UsERQA: An LLM-Driven User-Aware Community Question Answering System
Subject Areas : AI and Robotics
Seyyede Zahra Aftabi
1
,
Saeed Farzi
2
*
1 - Faculty of Computer Engineering, K. N. Toosi University of Technology, Tehran, Iran
2 - Faculty of Computer Engineering, K. N. Toosi University of Technology, Tehran, Iran
Keywords: Community question answering systems, Answer generation, Recognizing question entailment, User modeling, Query-focused multi-document summarization,
Abstract :
In the present era, question-and-answer communities have become vibrant platforms for sharing knowledge. Every year, millions of questions are posted on these forums with the hope of receiving answers from human experts. Nonetheless, many of these questions fail to receive timely or accurate answers due to experts' limited time or being duplicates. In recent years, a large body of research has focused on identifying entailed questions within community archives and using their accepted answers to fulfill the information needs of newly posed questions. Most of these studies match questions syntactically and semantically while resorting to external knowledge injection or increased model complexity to enhance question understanding.
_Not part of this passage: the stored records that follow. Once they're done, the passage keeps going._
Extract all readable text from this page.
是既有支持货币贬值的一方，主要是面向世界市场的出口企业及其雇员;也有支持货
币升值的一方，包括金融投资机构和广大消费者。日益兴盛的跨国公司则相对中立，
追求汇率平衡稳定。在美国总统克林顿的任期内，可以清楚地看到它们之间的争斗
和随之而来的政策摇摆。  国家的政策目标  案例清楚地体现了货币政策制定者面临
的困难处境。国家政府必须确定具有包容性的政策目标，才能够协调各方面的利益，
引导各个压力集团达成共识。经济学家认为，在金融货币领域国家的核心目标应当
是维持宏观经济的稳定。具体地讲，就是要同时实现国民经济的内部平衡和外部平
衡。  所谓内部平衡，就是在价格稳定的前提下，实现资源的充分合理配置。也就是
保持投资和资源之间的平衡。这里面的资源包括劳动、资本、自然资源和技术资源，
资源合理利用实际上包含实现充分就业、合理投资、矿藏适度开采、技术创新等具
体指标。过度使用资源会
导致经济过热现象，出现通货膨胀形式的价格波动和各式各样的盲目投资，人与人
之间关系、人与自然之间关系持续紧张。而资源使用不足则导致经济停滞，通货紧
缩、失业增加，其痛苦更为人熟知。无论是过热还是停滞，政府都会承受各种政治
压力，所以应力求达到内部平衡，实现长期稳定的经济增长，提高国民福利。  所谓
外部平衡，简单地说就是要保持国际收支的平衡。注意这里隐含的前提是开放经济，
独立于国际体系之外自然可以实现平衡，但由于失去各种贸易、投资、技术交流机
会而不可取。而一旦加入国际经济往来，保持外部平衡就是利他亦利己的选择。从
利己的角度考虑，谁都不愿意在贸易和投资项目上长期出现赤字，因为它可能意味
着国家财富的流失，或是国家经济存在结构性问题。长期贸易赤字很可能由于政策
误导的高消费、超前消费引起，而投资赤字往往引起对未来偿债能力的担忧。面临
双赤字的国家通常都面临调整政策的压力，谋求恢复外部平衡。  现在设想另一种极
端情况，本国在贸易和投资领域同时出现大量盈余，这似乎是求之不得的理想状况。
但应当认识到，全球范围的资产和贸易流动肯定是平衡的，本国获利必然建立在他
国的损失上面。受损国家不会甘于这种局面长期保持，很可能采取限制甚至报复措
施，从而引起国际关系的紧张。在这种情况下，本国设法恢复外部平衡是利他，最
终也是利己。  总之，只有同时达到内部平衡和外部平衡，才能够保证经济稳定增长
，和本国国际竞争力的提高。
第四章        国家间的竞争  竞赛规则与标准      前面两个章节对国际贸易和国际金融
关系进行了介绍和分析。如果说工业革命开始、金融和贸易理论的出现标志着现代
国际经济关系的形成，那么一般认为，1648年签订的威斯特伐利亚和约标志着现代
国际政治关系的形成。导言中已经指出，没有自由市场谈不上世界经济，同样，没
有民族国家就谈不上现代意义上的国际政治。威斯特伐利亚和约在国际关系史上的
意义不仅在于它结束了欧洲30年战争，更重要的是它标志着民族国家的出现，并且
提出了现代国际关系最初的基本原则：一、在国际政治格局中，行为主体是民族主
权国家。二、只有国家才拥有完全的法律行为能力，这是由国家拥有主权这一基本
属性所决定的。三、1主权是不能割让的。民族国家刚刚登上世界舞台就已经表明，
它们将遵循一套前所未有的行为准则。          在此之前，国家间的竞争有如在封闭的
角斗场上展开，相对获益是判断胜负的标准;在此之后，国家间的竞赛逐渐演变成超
However, the critical role that the topics typically explored by questioners play in disambiguating their queries has been overlooked. This research addresses this gap by introducing UsERQA, a novel retrieval-augmented generation (RAG)-based question-answering system incorporating user knowledge. UsERQA utilizes large language models to represent the questioner's knowledge as a sequence of topical tags. In addition, it employs a question entailment recognition process as a post-retrieval strategy, with a new constraint, mandating the alignment between entailed questions and the questioner's knowledge. Afterward, another large language model generates the final answer using the accepted answers of top entailed questions as context. The goal is to imitate human writing patterns and leverage the knowledge contained in human responses to produce high-quality answers. Experimental results on the CQAD-ReQuEST dataset indicate the efficiency of UsERQA in modeling user knowledge and producing more accurate responses than its user-agnostic counterpart.